Ce mouvement réformiste, qualifié aussi de protestant, aboutit à une remise en question des traditions de l’Église et, bientôt, à des guerres de religion.

Pour mettre fin à ces conflits, le roi Henri IV signe en 1598 l’édit de Nantes (ou édit de Tolérance), qui tolère la pratique de la religion protestante en France.

En 1685, Louis XIV décide de l’annuler : c’est la révocation de l’édit de Nantes. Le culte réformé est désormais interdit dans le royaume, et les protestants sont contraints par la force de se convertir. Commence alors pour eux le temps du « Désert ».

Mais la révolte gronde au sud du Massif Central, dans les Cévennes et le Vivarais…

Chapitre I

Janvier 1689, village du Serre de la Palle, dans le Vivarais.

La journée de travail n’en finissait pas. Alors qu’elle sortait de l’atelier familial de saboterie pour se rendre au lavoir avec son ballot de linge, Jeanne fut interpellée par Geoffroy, un garçon au teint basané qui travaillait avec son père :

– Eh, Jeanne, attends-moi, je vais t’aider à porter ton paquet. Une belle fille comme toi ne devrait pas s’abîmer le dos avec un tel fardeau…

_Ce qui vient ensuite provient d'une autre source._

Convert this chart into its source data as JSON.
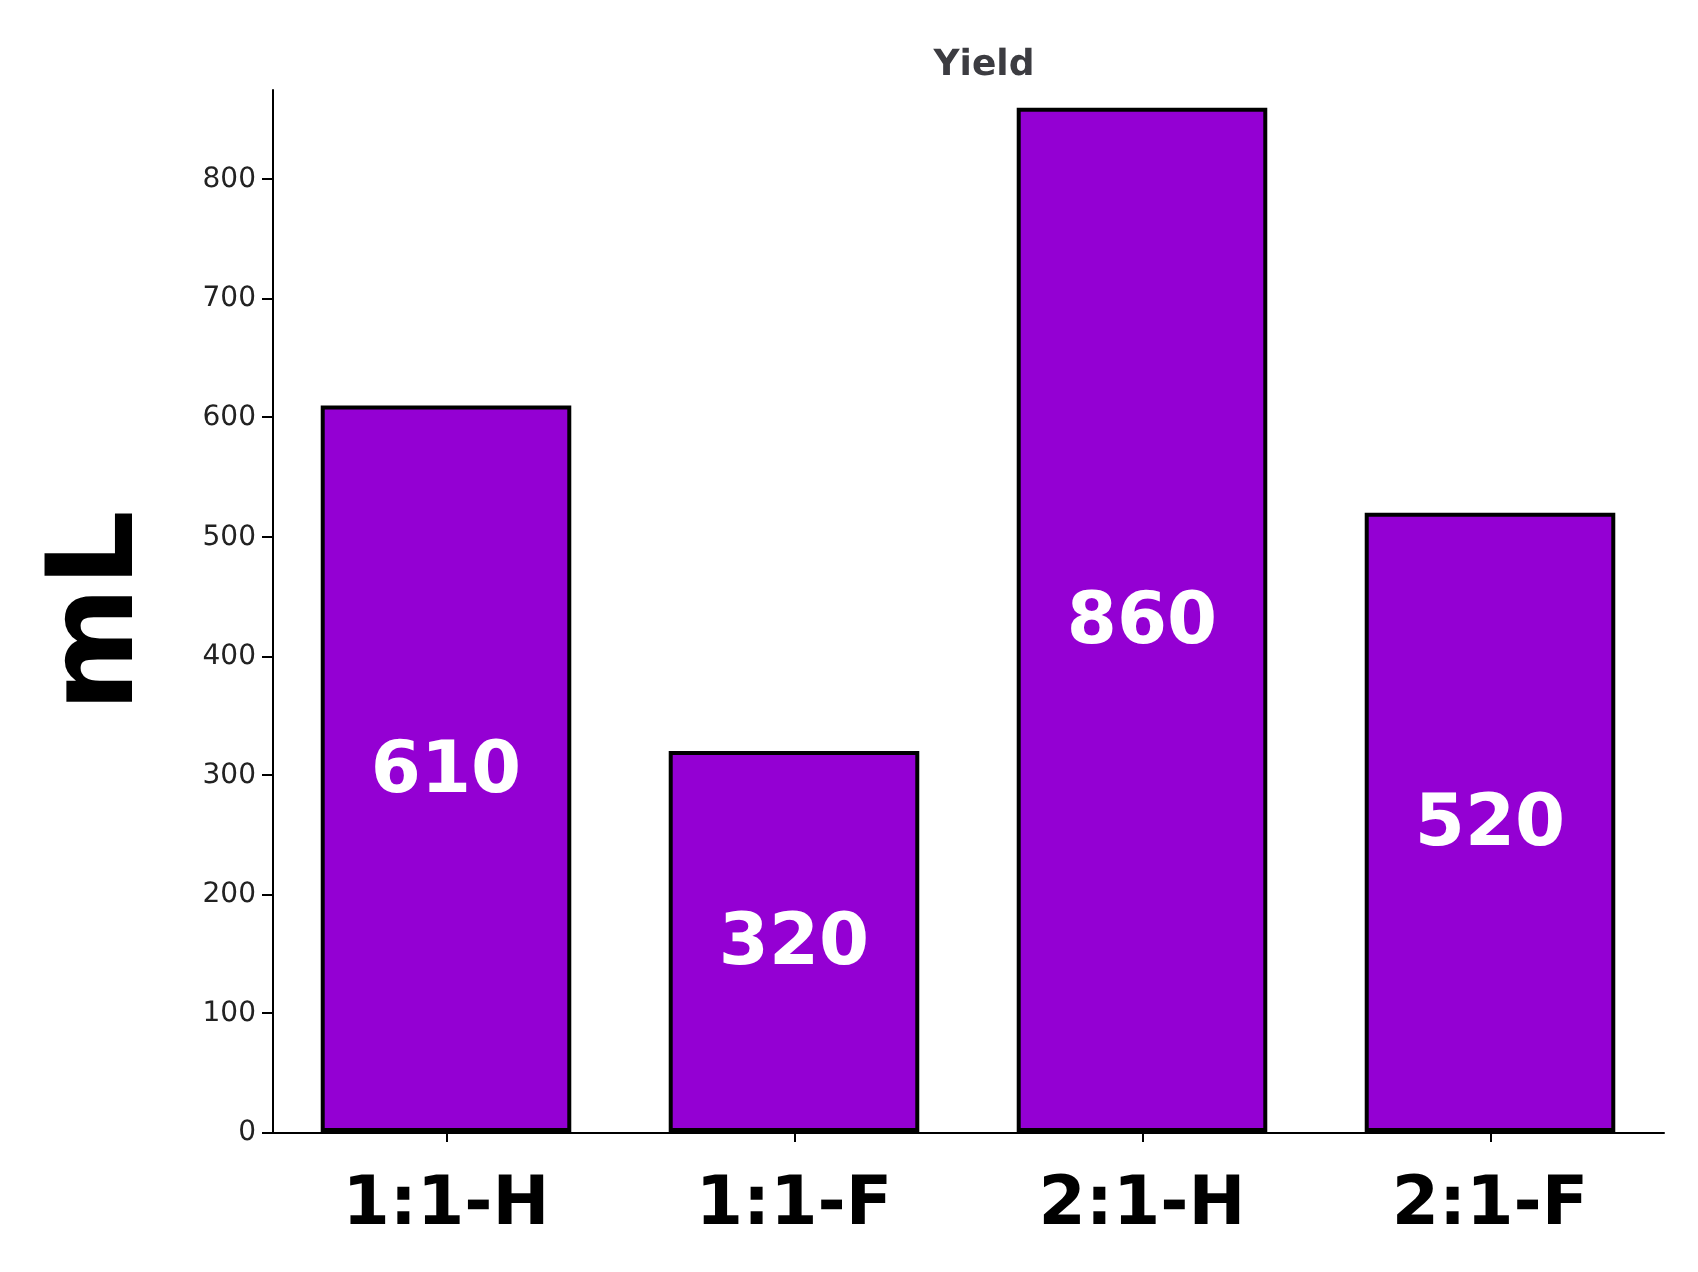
{
  "chart_data": {
    "type": "bar",
    "title": "Yield",
    "ylabel": "mL",
    "categories": [
      "1:1-H",
      "1:1-F",
      "2:1-H",
      "2:1-F"
    ],
    "values": [
      610,
      320,
      860,
      520
    ],
    "color": "#9400d3",
    "ylim": [
      0,
      875
    ],
    "yticks": [
      0,
      100,
      200,
      300,
      400,
      500,
      600,
      700,
      800
    ],
    "grid": false,
    "data_labels": true
  }
}
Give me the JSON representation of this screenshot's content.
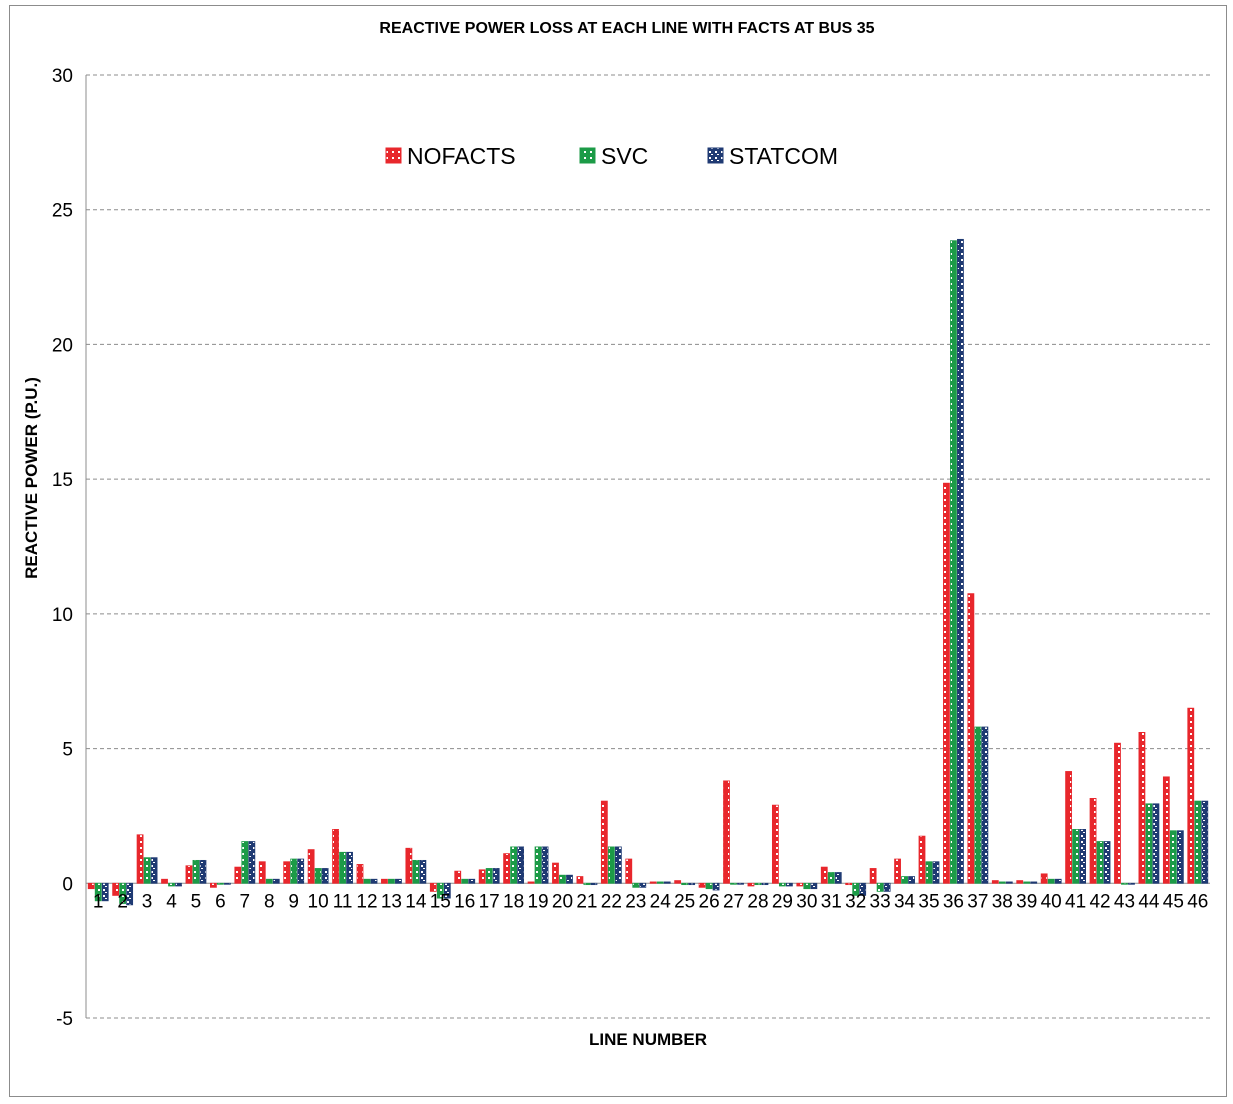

La jeune fille haussa les épaules et ne répondit pas. Geoffroy aimait parler. Si on amorçait la conversation avec lui, on était sûr de ne pouvoir s’en sortir avant une éternité. Or le labeur ne manquait pas à la maison. Et le froid vif, dans cet après-midi de janvier, n’incitait pas à traîner dehors.

Pourtant, Geoffroy adapta le rythme de ses pas à celui de Jeanne, portant à bout de bras le sac de draps de la jeune fille. Une charrue avait basculé sur le pauvre Guilhem Blachère quelques heures auparavant, à cause d’une congère – tout le village était en émoi. Il raconta l’incident avec force détails. Puis il baissa le ton, vérifia qu’aucune oreille indiscrète n’était à portée de voix, et aborda un sujet plus compromettant.

Car les deux jeunes gens continuaient à pratiquer la religion protestante interdite par les autorités. Officiellement, ils étaient catholiques, mais en secret, ils se retrouvaient pour des cérémonies de louange à Dieu. Ces cultes étaient réprimés avec sévérité. Les dragons du roi ne mesuraient pas leurs efforts quand il s’agissait de s’acharner sur les huguenots1 – plus un seul hérétique sur le territoire français, telle était la règle des terribles soldats et celle de leur chef.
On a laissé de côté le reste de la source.